So, today, fishing was good!!


----------



## jenikinz (Jul 14, 2019)

The Pennifer said:


> So, today, fishing was good!!



Dang! That is a great fishing day for sure!


----------



## Phawnix (Jul 14, 2019)

Day 2... still no king fish...

The quest continues.


----------



## The Pennifer (Jul 14, 2019)

Phawnix said:


> Day 2... still no king fish...
> 
> The quest continues.


Awwww.. it will happen!


----------



## mogyay (Jul 14, 2019)

i swear they must have upped the spawn rate for the rarer beetles/fish bc i'm catching a ton more and there's no way it's luck bc it's been a few days now, def not complaining tho, i was starting to rely on just buying other people's stuff from their market boxes


----------



## jenikinz (Jul 14, 2019)

mogyay said:


> i swear they must have upped the spawn rate for the rarer beetles/fish bc i'm catching a ton more and there's no way it's luck bc it's been a few days now, def not complaining tho, i was starting to rely on just buying other people's stuff from their market boxes



Yes, they did say the upped it, but that ONE day all I was getting was super rare stuff. It was great. Now it has leveled out, but I still get a decent amount and I see a lot of people selling them in their market boxes, some are selling them for under what they are worth. My campers love all the rare things they are getting from me! My bells are growing and growing!


----------



## mogyay (Jul 14, 2019)

jenikinz said:


> Yes, they did say the upped it, but that ONE day all I was getting was super rare stuff. It was great. Now it has leveled out, but I still get a decent amount and I see a lot of people selling them in their market boxes, some are selling them for under what they are worth. My campers love all the rare things they are getting from me! My bells are growing and growing!

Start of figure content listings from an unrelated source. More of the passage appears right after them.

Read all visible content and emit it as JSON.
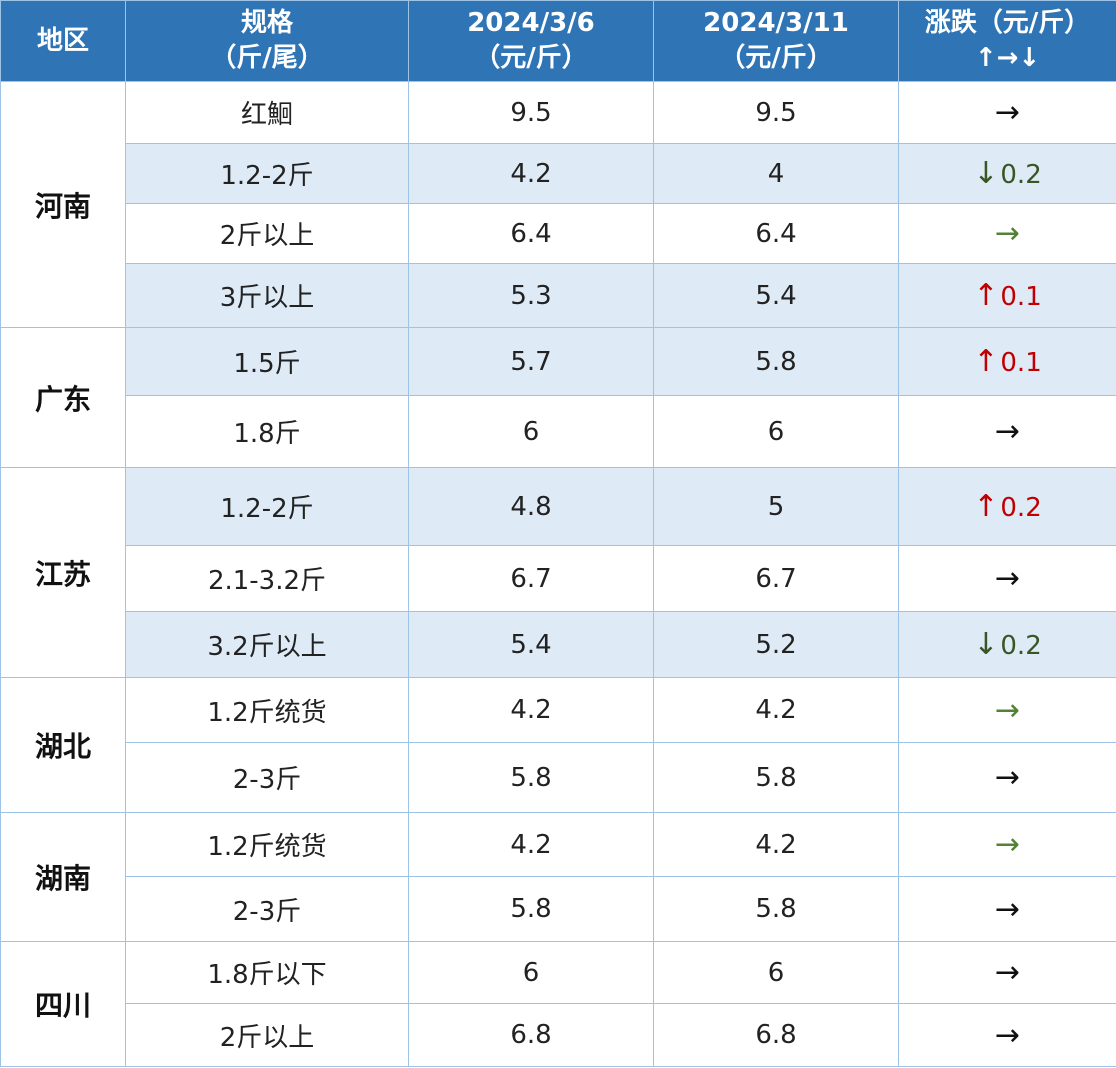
{
  "header": {
    "region": "地区",
    "spec_line1": "规格",
    "spec_line2": "（斤/尾）",
    "date1_line1": "2024/3/6",
    "date1_line2": "（元/斤）",
    "date2_line1": "2024/3/11",
    "date2_line2": "（元/斤）",
    "change_line1": "涨跌（元/斤）",
    "change_line2": "↑→↓"
  },
  "regions": [
    {
      "name": "河南",
      "rows": [
        {
          "spec": "红鮰",
          "p1": "9.5",
          "p2": "9.5",
          "arrow": "→",
          "amount": ""
        },
        {
          "spec": "1.2-2斤",
          "p1": "4.2",
          "p2": "4",
          "arrow": "↓",
          "amount": "0.2"
        },
        {
          "spec": "2斤以上",
          "p1": "6.4",
          "p2": "6.4",
          "arrow": "→",
          "amount": ""
        },
        {
          "spec": "3斤以上",
          "p1": "5.3",
          "p2": "5.4",
          "arrow": "↑",
          "amount": "0.1"
        }
      ]
    },
    {
      "name": "广东",
      "rows": [
        {
          "spec": "1.5斤",
          "p1": "5.7",
          "p2": "5.8",
          "arrow": "↑",
          "amount": "0.1"
        },
        {
          "spec": "1.8斤",
          "p1": "6",
          "p2": "6",
          "arrow": "→",
          "amount": ""
        }
      ]
    },
    {
      "name": "江苏",
      "rows": [
        {
          "spec": "1.2-2斤",
          "p1": "4.8",
          "p2": "5",
          "arrow": "↑",
          "amount": "0.2"
        },
        {
          "spec": "2.1-3.2斤",
          "p1": "6.7",
          "p2": "6.7",
          "arrow": "→",
          "amount": ""
        },
        {
          "spec": "3.2斤以上",
          "p1": "5.4",
          "p2": "5.2",
          "arrow": "↓",
          "amount": "0.2"
        }
      ]
    },
    {
      "name": "湖北",
      "rows": [
        {
          "spec": "1.2斤统货",
          "p1": "4.2",
          "p2": "4.2",
          "arrow": "→",
          "amount": ""
        },
        {
          "spec": "2-3斤",
          "p1": "5.8",
          "p2": "5.8",
          "arrow": "→",
          "amount": ""
        }
      ]
    },
    {
      "name": "湖南",
      "rows": [
        {
          "spec": "1.2斤统货",
          "p1": "4.2",
          "p2": "4.2",
          "arrow": "→",
          "amount": ""
        },
        {
          "spec": "2-3斤",
          "p1": "5.8",
          "p2": "5.8",
          "arrow": "→",
          "amount": ""
        }
      ]
    },
    {
      "name": "四川",
      "rows": [
        {
          "spec": "1.8斤以下",
          "p1": "6",
          "p2": "6",
          "arrow": "→",
          "amount": ""
        },
        {
          "spec": "2斤以上",
          "p1": "6.8",
          "p2": "6.8",
          "arrow": "→",
          "amount": ""
        }
      ]
    }
  ],
  "colors": {
    "header_bg": "#2f74b5",
    "border": "#9dc3e6",
    "row_shade": "#deebf7",
    "up": "#c00000",
    "down": "#375623",
    "flat_green": "#548235"
  }
}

ohhh i didn't realise they said, i should probably start reading their updates lol.. ye i'm rly glad it's a lot easier, i'm suddenly rich again, it's nice!


----------



## That Marshal Fangirl (Jul 14, 2019)

jenikinz said:


> Yes, they did say the upped it, but that ONE day all I was getting was super rare stuff. It was great. Now it has leveled out, but I still get a decent amount and I see a lot of people selling them in their market boxes, some are selling them for under what they are worth. My campers love all the rare things they are getting from me! My bells are growing and growing!



They upped the chances of rare things spawning?  So that's why I've been getting more huge fish shadows and valuable bugs.


----------



## jenikinz (Jul 14, 2019)

mogyay said:


> ohhh i didn't realise they said, i should probably start reading their updates lol.. ye i'm rly glad it's a lot easier, i'm suddenly rich again, it's nice!



LOL yup, I found the info in the data mining thread 



ThatOneMarshalFangirl said:


> They upped the chances of rare things spawning?  So that's why I've been getting more huge fish shadows and valuable bugs.



It is nice, isn't it?!


----------



## DARLINGBEAR (Jul 15, 2019)

same! for the past few days, whenever i go to the island, the super rare beetles are always waiting for me. my inventory is suffering


----------



## mogyay (Jul 15, 2019)

literally finding more miyama stags than fruit beetles now it's a bit disconcerting


----------



## jenikinz (Jul 15, 2019)

mogyay said:


> literally finding more miyama stags than fruit beetles now it's a bit disconcerting



I am having this issue with yellow perch. I am finding tons of loaches but yellow perch is now scarce.


----------



## Ghoste (Jul 15, 2019)

Yeah this was confusing me for a while lol! But I'm in a few Facebook groups so I quickly figured out what was going on. It's different but nice IMO.


----------



## joelmm (Jul 21, 2019)

I can not find any huge fish of these new ones. When is the best time of day to find them?


----------



## Leen (Jul 21, 2019)

The King fish are so cool T_T


----------



## Romaki (Jul 21, 2019)

Caught my first king fish today as well, what an experience. o-o


----------



## jenikinz (Jul 21, 2019)

joelmm said:


> I can not find any huge fish of these new ones. When is the best time of day to find them?



I have only caught 3 of the king olive flounder and it was in the afternoon Pacific time.  I am not sure if there is a certain time that is best to find them or not though. 
I haven't found either of the other two king fish yet.


----------